– Что же вы, поедемте? – Муравьев тронул ее за рукав.
– П-поедем? Ку-куда? – выговорила она.
– Пойдемте в кабину, да поживее. Вы, кажется, окончательно замерзли.
Он подвел ее к кабине шофера, где в это время сладко вздремнул Одуванчик.
– А? Что? Приехали? – отозвался Одуванчик на толчок Муравьева. – Освободить место для гражданки? Гм!.. Позвольте, позвольте, Григорий Митрофанович! У меня радикулит, извините. В кузове не могу, никак не могу.
– Никакого радикулита у вас нет, вы здоровее египетского слона! А вот совесть у вас действительно подмерзла. Освободите место для женщины.
Что еще сказал Муравьев Одуванчику, поднявшись на подножку, неизвестно, но Одуванчик выкарабкался из кабины и, жалуясь на грубость Муравьева, протянул руки Редькину, который затащил его в кузов, перевалив через борт, как куль с мякиной. Сам Муравьев сел в конце кузова по соседству со своим Дружком.
Широкобедрая Павла-цыганка, прижимаясь могучим телом к Тихону Павловичу, певуче рассказывала своему другу о недавнем неприятном разговоре с начальником геологоуправления Андреем Михайловичем Нелидовым, отцом Катюши.

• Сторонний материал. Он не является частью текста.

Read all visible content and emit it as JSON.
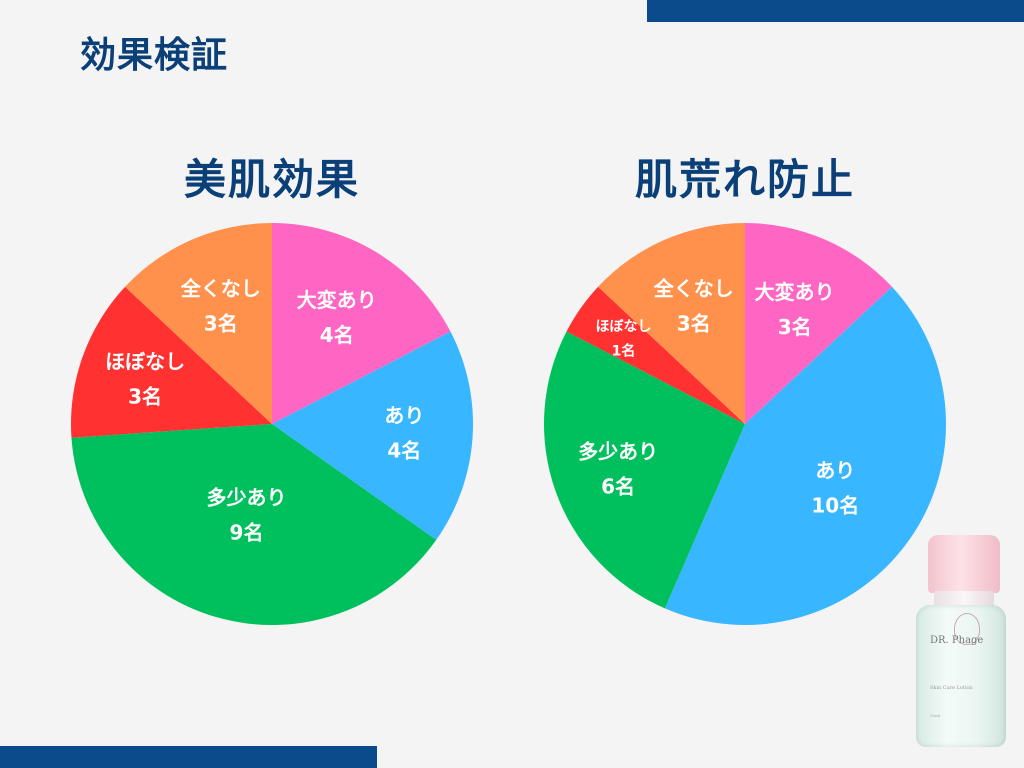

– Вызвал он меня в кабинет, – говорила Павла, широко жестикулируя, – садись, говорит. Я села. А он ходит этак из угла в угол и своими черными глазищами на меня зыркает. Ну, думаю, быть беде, а сама сижу себе спокойно, как ни в чем не бывало. «С Чернявским, говорит, гуляешь?» «Гуляю». Он сверкнул глазами, пригнул голову. «А у него, говорит, жена и двое детей. Как же, говорит, ты себе позволяешь подобную распущенность?» Тут во мне будто закипело все. «В чем же, спрашиваю, распущенность, Андрей Михайлович? Или я хвостом верчу перед первым встречным, или как? С Тихоном, говорю, любовь у меня не вчерашняя, не прошлогодняя, а довоенная. Любила Тихона и любить буду, пусть хоть все геологи на дыбки встанут. Я разве, говорю, виновата, если на все управление три парня и те заняты? Что мне, с телеграфным столбом гулять, что ли? Или вы думаете, Павла-цыганка не живой человек? Может только производственный план выполнять? А я имею еще один план: чтоб у меня был сын; собственный сын, вот что! А где его взять, скажите пожалуйста?!» Он, знаешь, даже закашлялся. Я так думаю: на лето он разгонит нас в разные партии.
Тихон Павлович, в свою очередь, теснее прижимаясь к возлюбленной, как бы без слов уверяя ее, что на свете нет такой силы, которая могла бы разогнать их в разные стороны, сообщил между прочим о ленинградке, которую Муравьев пригласил на квартиру, и что он, Тихон Павлович, если бы имел подходящий угол, тоже не остался бы безучастным к судьбе девушки, пережившей все муки земного ада. Павла сразу же угадала недоброе: так вот отчего настроение Катюши Нелидовой резко упало после встречи с Григорием!
– Если бы ты пригласил ее к себе, – предупредила Павла, зло шипя в самое ухо Тихона Павловича, – я бы тебе шары-то выдрала, сом. Куда суешь руки, лешак?
– Да ты что? – очнулся Чернявский, освободившись от приятной любовной мечтательности.
– А ничего. Все вы на одну колодку.
А буран дул. Вихрился колючий снег. Впереди с надрывным ревом, тяжело пробивая сугробы, шли машины. Катюша что-то спрашивала у Одуванчика о результатах разведки в Сычеве, откуда возвращался отряд; богатая руда или бедная, каковы ее запасы, имеют ли они промышленное значение и т. п. Одуванчик добросовестно отвечал на все ее вопросы и внезапно сообщил:
– Та, в кабине, симпатичнейшая особа! Искра, молния. Уверяю вас, – раздельно произнес он, косясь на Муравьева: не слышит ли тот его слов. – Поверьте, Андреевна, моему опыту и глазу. У Григория Митрофановича в доподлинном смысле завязка любопытнейшего романа, м-да. Видите, как он погрузился в думы?